The finding that CoT reduces behavioral CE without changing representation alignment is striking; CoT likely "bypasses" rather than "resolves" the entanglement during the reasoning process.
The debiasing steering vector demonstrates a complete loop from representational analysis to practical intervention.

Limitations & Future Work¶

Validation was limited to syllogistic reasoning; mechanisms for other forms (conditional, probabilistic) may differ.
The dataset size (1280 syllogisms) is relatively small; while it covers all 64 types, semantic variation is limited.
The effectiveness of debiasing vectors depends on layer selection, requiring a validation set to determine optimal layers.
Future work could explore if non-linearly encoded concepts exhibit similar entanglement.

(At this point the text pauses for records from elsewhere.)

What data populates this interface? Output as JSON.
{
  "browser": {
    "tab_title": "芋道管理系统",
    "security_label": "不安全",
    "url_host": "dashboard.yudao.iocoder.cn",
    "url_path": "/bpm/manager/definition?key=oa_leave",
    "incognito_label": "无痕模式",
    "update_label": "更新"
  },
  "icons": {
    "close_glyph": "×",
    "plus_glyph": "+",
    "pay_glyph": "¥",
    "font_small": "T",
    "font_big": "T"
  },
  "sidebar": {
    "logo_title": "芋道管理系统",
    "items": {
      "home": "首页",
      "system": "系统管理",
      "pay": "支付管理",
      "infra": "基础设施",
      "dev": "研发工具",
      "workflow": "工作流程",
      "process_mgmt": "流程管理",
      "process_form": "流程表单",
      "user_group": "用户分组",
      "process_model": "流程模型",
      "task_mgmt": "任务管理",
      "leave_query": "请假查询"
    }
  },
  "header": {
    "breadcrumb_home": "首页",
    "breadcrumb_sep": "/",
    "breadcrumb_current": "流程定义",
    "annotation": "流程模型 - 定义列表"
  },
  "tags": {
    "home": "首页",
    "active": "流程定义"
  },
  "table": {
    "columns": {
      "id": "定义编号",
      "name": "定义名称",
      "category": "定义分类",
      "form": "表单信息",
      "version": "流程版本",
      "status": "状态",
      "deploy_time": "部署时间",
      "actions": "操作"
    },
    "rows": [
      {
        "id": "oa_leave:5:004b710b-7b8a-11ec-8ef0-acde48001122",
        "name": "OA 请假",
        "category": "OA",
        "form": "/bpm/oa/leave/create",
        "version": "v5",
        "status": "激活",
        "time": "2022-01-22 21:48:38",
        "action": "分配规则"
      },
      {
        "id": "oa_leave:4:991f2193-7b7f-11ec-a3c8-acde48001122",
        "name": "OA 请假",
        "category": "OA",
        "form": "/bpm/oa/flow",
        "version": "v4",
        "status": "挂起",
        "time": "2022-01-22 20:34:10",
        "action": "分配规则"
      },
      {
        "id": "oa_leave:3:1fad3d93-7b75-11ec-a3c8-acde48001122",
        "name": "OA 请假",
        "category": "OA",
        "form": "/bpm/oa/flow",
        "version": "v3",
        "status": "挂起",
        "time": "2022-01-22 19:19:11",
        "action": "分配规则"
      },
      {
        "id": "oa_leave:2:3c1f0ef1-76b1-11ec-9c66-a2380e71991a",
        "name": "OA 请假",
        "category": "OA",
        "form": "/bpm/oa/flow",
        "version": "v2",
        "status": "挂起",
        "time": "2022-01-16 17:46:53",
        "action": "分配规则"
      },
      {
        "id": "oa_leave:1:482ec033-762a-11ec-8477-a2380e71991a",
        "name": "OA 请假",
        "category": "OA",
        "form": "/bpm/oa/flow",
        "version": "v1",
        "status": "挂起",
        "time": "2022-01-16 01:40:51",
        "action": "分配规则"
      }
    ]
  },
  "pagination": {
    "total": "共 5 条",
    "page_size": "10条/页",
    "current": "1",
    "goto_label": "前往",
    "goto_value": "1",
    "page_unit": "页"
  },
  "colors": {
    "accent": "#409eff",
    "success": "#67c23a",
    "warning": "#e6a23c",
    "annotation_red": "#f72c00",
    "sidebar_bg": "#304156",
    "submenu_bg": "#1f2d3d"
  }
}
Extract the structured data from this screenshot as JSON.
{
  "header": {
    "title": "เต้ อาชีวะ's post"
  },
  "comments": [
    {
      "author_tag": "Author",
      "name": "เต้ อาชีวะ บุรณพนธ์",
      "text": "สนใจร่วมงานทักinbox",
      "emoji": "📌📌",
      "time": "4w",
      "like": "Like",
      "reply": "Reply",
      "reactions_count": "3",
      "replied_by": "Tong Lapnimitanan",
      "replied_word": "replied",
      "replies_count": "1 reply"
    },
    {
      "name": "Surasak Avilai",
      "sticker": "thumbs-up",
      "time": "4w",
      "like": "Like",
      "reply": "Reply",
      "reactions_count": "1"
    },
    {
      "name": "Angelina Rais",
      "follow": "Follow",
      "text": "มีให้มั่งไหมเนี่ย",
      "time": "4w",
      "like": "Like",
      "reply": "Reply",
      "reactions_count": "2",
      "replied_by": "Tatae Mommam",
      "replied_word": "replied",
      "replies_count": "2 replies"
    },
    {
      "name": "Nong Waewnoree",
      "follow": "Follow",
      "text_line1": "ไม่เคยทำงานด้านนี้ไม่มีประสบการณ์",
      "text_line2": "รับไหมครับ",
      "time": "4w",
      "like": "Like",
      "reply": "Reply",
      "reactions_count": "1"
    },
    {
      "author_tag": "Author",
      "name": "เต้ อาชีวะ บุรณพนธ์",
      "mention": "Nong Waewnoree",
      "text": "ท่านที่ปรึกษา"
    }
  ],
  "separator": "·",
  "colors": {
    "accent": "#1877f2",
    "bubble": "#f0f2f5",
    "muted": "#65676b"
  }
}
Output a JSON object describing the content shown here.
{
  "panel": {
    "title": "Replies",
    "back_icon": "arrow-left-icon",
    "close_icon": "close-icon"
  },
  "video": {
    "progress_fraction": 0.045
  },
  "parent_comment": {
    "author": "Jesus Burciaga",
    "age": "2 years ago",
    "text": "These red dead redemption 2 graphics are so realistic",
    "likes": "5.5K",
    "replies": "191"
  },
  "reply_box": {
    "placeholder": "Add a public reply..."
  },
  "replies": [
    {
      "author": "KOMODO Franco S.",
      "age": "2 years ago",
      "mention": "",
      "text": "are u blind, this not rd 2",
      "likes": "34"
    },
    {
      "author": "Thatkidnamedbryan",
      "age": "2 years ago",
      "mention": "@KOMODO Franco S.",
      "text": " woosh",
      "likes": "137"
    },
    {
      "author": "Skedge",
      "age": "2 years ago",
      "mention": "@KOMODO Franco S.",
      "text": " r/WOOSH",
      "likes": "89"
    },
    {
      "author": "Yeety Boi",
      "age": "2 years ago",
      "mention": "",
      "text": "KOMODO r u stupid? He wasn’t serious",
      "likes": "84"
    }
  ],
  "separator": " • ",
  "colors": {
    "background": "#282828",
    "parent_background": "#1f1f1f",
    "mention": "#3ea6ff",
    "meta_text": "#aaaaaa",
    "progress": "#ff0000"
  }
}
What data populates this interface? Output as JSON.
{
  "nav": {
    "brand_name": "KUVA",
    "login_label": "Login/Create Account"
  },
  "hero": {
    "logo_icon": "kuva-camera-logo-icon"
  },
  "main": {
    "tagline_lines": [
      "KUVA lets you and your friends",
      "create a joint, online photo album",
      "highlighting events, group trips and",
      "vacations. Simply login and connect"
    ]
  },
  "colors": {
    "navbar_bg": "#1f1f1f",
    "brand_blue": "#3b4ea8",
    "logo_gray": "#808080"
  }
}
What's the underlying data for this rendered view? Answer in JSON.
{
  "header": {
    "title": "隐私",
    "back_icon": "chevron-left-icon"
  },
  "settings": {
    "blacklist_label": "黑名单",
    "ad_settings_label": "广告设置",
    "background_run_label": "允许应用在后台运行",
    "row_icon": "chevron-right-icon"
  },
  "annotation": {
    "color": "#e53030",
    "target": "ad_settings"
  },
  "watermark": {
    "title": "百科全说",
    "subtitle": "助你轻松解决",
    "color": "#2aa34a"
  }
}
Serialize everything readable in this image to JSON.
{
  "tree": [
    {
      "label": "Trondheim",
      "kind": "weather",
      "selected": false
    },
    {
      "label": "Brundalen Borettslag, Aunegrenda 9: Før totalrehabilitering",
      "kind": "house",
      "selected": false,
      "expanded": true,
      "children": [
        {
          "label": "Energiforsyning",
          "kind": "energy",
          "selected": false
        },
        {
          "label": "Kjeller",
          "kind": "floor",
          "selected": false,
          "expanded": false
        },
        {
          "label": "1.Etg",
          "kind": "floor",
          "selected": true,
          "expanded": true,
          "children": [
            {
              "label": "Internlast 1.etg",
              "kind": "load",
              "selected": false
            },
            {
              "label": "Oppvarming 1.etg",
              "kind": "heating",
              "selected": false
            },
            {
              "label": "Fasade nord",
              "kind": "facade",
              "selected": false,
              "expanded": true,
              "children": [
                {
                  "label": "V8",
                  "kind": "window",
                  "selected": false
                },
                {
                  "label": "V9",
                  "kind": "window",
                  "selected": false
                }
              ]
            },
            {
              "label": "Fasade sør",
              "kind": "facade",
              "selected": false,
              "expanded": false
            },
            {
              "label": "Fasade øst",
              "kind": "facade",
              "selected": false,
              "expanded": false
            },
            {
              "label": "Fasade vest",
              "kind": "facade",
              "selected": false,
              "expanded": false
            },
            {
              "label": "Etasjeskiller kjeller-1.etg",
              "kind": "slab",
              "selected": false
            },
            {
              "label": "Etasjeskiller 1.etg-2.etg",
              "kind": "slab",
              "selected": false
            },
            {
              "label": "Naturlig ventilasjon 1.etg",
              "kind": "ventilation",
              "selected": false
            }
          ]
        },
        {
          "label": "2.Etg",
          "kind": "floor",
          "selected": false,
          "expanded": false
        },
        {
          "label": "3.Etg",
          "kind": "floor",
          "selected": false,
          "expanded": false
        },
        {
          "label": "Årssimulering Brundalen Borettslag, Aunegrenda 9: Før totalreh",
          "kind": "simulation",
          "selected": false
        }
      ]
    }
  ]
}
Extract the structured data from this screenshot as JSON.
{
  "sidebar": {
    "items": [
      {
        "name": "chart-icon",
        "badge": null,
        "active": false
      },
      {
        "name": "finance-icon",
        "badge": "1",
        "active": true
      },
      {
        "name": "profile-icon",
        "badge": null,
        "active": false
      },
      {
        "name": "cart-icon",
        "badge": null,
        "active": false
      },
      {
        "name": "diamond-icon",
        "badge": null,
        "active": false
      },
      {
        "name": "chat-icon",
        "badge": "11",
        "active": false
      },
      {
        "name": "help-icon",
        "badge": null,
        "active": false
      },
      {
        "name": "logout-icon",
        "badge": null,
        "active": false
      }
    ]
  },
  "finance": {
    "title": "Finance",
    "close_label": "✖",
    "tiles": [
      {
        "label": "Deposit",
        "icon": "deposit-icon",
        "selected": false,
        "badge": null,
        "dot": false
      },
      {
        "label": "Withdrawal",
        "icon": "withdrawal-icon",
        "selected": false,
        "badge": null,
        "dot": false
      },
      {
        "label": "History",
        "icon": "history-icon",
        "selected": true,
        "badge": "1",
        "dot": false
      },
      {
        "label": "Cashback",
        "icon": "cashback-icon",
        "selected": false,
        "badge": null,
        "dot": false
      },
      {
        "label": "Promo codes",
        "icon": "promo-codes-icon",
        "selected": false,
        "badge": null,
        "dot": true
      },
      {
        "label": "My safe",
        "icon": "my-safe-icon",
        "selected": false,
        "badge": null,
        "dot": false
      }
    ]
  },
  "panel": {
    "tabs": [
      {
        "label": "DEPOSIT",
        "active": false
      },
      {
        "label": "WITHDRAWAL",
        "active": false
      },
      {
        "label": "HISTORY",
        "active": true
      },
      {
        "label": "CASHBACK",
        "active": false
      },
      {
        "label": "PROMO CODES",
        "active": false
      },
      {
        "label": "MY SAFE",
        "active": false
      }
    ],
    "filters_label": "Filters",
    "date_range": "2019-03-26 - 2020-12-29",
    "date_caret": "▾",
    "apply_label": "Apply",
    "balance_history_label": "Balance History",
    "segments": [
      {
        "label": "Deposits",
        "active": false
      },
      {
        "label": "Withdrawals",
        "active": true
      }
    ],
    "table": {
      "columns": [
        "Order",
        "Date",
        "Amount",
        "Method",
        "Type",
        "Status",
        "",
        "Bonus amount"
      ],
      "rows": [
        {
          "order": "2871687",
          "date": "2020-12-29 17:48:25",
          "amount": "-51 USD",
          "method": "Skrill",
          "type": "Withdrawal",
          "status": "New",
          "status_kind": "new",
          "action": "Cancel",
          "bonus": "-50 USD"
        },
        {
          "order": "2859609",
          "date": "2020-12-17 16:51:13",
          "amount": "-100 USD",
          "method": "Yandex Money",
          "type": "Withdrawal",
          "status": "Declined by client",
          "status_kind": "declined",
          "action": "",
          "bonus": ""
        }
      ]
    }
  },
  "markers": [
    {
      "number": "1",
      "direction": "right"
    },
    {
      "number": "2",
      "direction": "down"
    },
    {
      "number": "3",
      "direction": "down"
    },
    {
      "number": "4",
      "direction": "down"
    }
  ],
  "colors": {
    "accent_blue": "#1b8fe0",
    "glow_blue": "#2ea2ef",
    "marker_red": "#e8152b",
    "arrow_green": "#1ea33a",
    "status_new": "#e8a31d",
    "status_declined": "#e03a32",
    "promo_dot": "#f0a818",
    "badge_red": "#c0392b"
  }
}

vs. Lampinen et al.: They documented behavioral content effects; this work reveals the underlying representational mechanism.
vs. Marks & Tegmark (Truth Directions): They found truth is linearly encoded; this work further finds that validity directions are entangled with plausibility.
vs. Arditi et al. (Refusal Directions): Uses similar methodology but applied to different concepts; this work's innovation lies in analyzing interaction between two concepts.

Rating¶

Novelty: ⭐⭐⭐⭐⭐ First representational geometry explanation of content effects.
Experimental Thoroughness: ⭐⭐⭐⭐ 10 models, control experiments, and causal validation, though limited to one dataset.
Writing Quality: ⭐⭐⭐⭐⭐ Clear RQ-driven structure with progressive analysis.
Value: ⭐⭐⭐⭐⭐ Important implications for understanding and improving LLM logical reasoning.